COBISS.SI-ID: 15875867
Recent decades have seen research into the conditions necessary for the formation of the monotonic potential shape in the sheath, appearing at the plasma boundaries like walls, in fluid, and kinetic approximations separately. Although either of these approaches yields a formulation commonly known as the much-acclaimed Bohm criterion (BC), the respective results involve essentially different physical quantities that describe the ion gas behavior. In the fluid approach, such a quantity is clearly identified as the ion directional velocity. In the kinetic approach, the ion behavior is formulated via a quantity (the squared inverse velocity averaged by the ion distribution function) without any clear physical significance, which is, moreover, impractical.
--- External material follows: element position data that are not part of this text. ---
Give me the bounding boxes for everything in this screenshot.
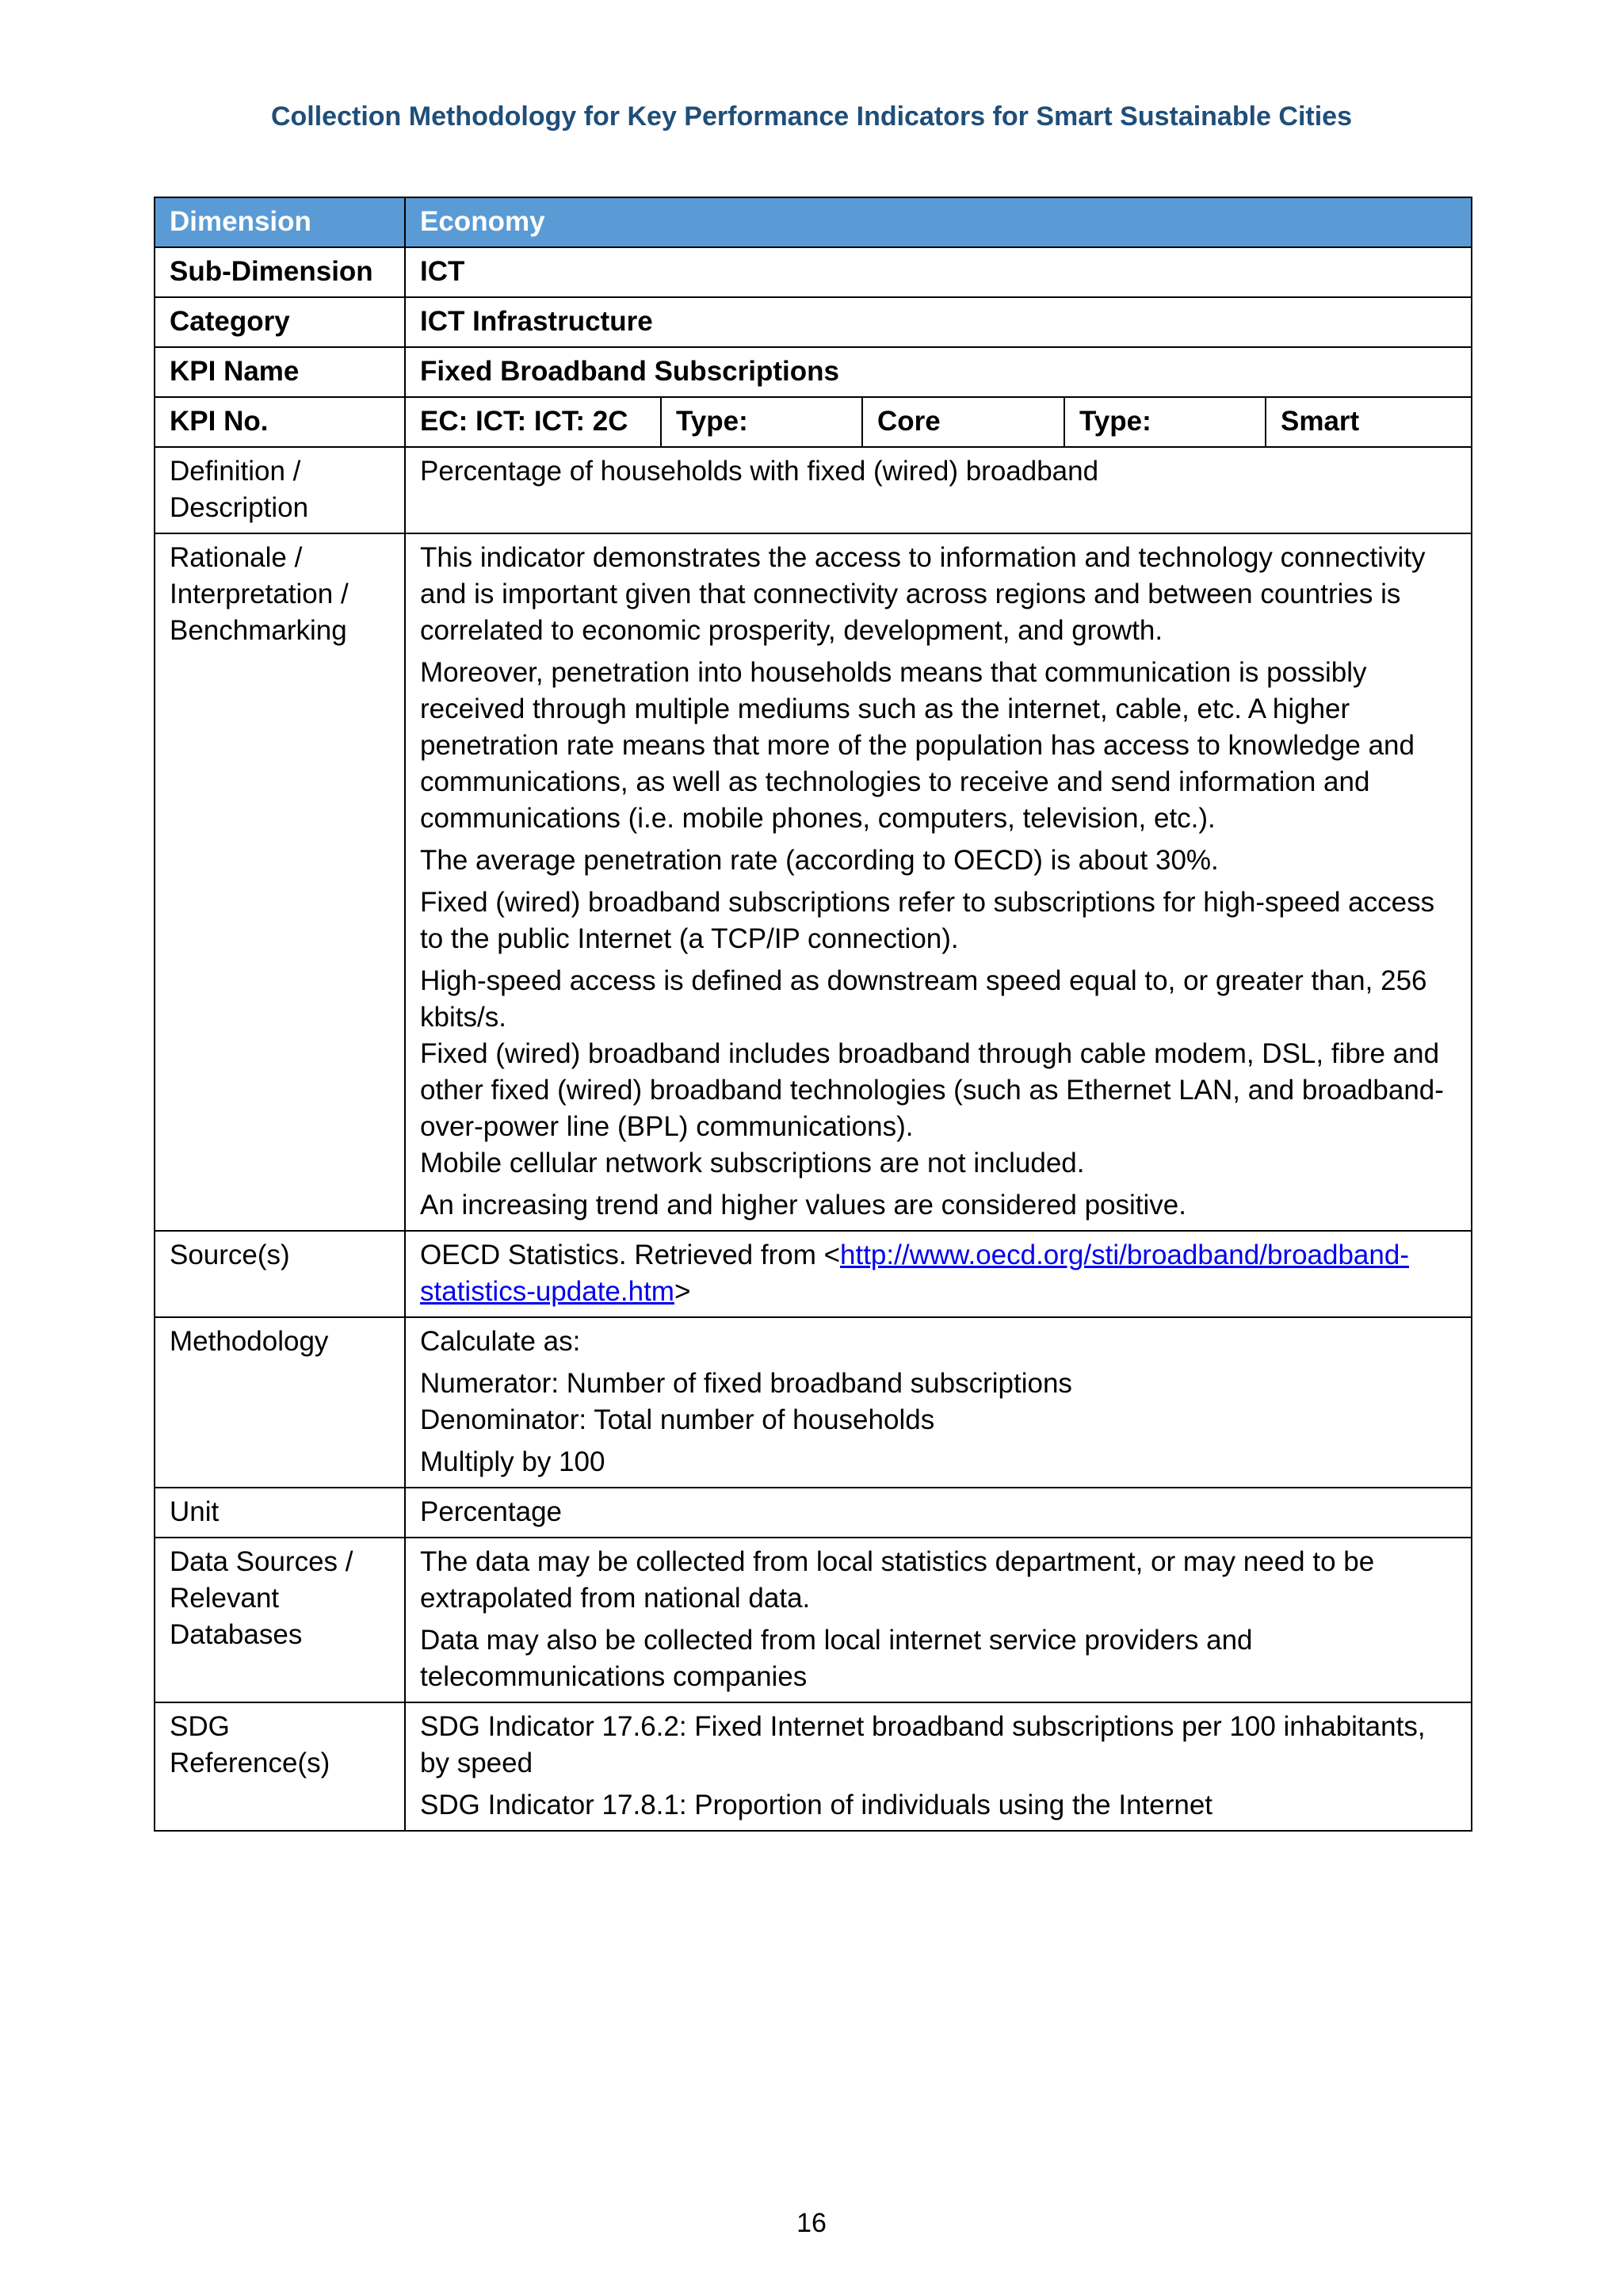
sdg-line: SDG Indicator 17.8.1: Proportion of individuals using the Internet [420,1790,1213,1820]
kpi-table [154,197,1472,1832]
data-sources-row [155,1538,1472,1702]
sdg-label: SDG Reference(s) [155,1702,405,1831]
data-sources-label: Data Sources / Relevant Databases [155,1538,405,1702]
rationale-paragraph: An increasing trend and higher values are considered positive. [420,1190,1186,1221]
methodology-label: Methodology [155,1317,405,1488]
rationale-row [155,533,1472,1231]
dimension-label: Dimension [155,197,405,247]
methodology-cell [405,1317,1472,1488]
methodology-row [155,1317,1472,1488]
unit-value: Percentage [405,1488,1472,1538]
rationale-cell [405,533,1472,1231]
rationale-paragraph: Fixed (wired) broadband subscriptions refer to subscriptions for high-speed access to the public Internet (a TCP/IP connection). [420,887,1435,954]
kpi-name-label: KPI Name [155,347,405,397]
definition-row [155,447,1472,533]
type-value-core: Core [862,397,1064,447]
sdg-row [155,1702,1472,1831]
kpi-name-row [155,347,1472,397]
type-label-1: Type: [661,397,862,447]
dimension-row [155,197,1472,247]
definition-label: Definition / Description [155,447,405,533]
rationale-paragraph: Moreover, penetration into households means that communication is possibly received through multiple mediums such as the internet, cable, etc. A higher penetration rate means that more of the population has access to knowledge and communications, as well as technologies to receive and send information and communications (i.e. mobile phones, computers, television, etc.). [420,657,1415,834]
type-value-smart: Smart [1266,397,1472,447]
sources-row [155,1231,1472,1317]
sources-label: Source(s) [155,1231,405,1317]
sdg-cell [405,1702,1472,1831]
sources-suffix: > [674,1276,691,1307]
sub-dimension-row [155,247,1472,297]
rationale-paragraph: This indicator demonstrates the access to information and technology connectivity and is important given that connectivity across regions and between countries is correlated to economic prosperity, development, and growth. [420,542,1426,646]
sources-prefix: OECD Statistics. Retrieved from < [420,1240,841,1270]
type-label-2: Type: [1064,397,1266,447]
rationale-paragraph: Mobile cellular network subscriptions are not included. [420,1148,1085,1179]
page-header: Collection Methodology for Key Performance Indicators for Smart Sustainable Cities [270,101,1353,132]
data-sources-cell [405,1538,1472,1702]
oecd-link[interactable]: http://www.oecd.org/sti/broadband/broadband-statistics-update.htm [420,1240,1409,1307]
definition-value: Percentage of households with fixed (wired) broadband [405,447,1472,533]
category-label: Category [155,297,405,347]
kpi-name-value: Fixed Broadband Subscriptions [405,347,1472,397]
sdg-line: SDG Indicator 17.6.2: Fixed Internet broadband subscriptions per 100 inhabitants, by speed [420,1711,1426,1778]
category-value: ICT Infrastructure [405,297,1472,347]
sub-dimension-label: Sub-Dimension [155,247,405,297]
rationale-paragraph: Fixed (wired) broadband includes broadband through cable modem, DSL, fibre and other fixed (wired) broadband technologies (such as Ethernet LAN, and broadband-over-power line (BPL) communications). [420,1038,1444,1142]
methodology-line: Calculate as: [420,1326,581,1357]
data-sources-paragraph: Data may also be collected from local internet service providers and telecommunications companies [420,1625,1253,1692]
rationale-paragraph: The average penetration rate (according to OECD) is about 30%. [420,845,1219,876]
methodology-line: Multiply by 100 [420,1446,605,1477]
kpi-no-label: KPI No. [155,397,405,447]
unit-label: Unit [155,1488,405,1538]
methodology-line: Denominator: Total number of households [420,1404,935,1435]
unit-row [155,1488,1472,1538]
methodology-line: Numerator: Number of fixed broadband subscriptions [420,1368,1072,1399]
rationale-paragraph: High-speed access is defined as downstream speed equal to, or greater than, 256 kbits/s. [420,965,1427,1033]
sources-cell [405,1231,1472,1317]
sub-dimension-value: ICT [405,247,1472,297]
kpi-no-value: EC: ICT: ICT: 2C [405,397,661,447]
dimension-value: Economy [405,197,1472,247]
rationale-label: Rationale / Interpretation / Benchmarking [155,533,405,1231]
page-number: 16 [796,2208,827,2238]
category-row [155,297,1472,347]
kpi-no-row [155,397,1472,447]
data-sources-paragraph: The data may be collected from local statistics department, or may need to be extrapolated from national data. [420,1546,1375,1614]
In this paper, we explain this difference by deriving a condition called here the Unified Bohm Criterion, which combines an advanced fluid model with an upgraded explicit kinetic formula in a new form of the BC. By introducing a generalized polytropic coefficient function, the unified BC can be interpreted in a form that holds, irrespective of whether the ions are described kinetically or in the fluid approximation. The paper, published in the top-ranking journal Physics of plasmas, is of great theoretical and practical values for the future. For example, our PhD student Ivona Vasileska started in 2017 a thesis that will map kinetic factors from BIT1 simulations to SOLPS-ITER fluid code, used for all “edge” simulations at ITER.
COBISS.SI-ID: 14168603
The paper presents results obtained within SMITER project that LECAD laboratory developed for ITER organization. The newly developed SMITER code is a new graphical user interface (GUI) framework for power deposition mapping on tokamak plasma-facing components (PFC) in the full 3-D CAD geometry of the machine, taking as input a user-defined specification for parallel heat flux in the scrape-off layer (SOL) and a description of the equilibrium magnetic flux. The software package that LECAD laboratory developed provides CAD model import and integration with the ITER Integrated Modelling and Analysis Suite (IMAS), parametric CAD components catalogue and modelling, CAD de-featuring for PFC surface extraction, meshing, visualization, and several simulation cases in one study running in parallel using message passing interface (MPI). Finite element module allows computation of surface temperatures resulting from the power deposition patterns on 3-D PFCs. The paper presents and discusses key features of this field-line tracing environment, demonstrates benchmarking against existing field-line tracing code and provides specific examples of power deposition mapping in ITER. The code presented in the paper is already being actively employed for the development of simplified real time wall heat flux control algorithms and is expected to play an important role in the production of synthetic diagnostic signals for the testing of ITER systems being prepared for PFC power flux control.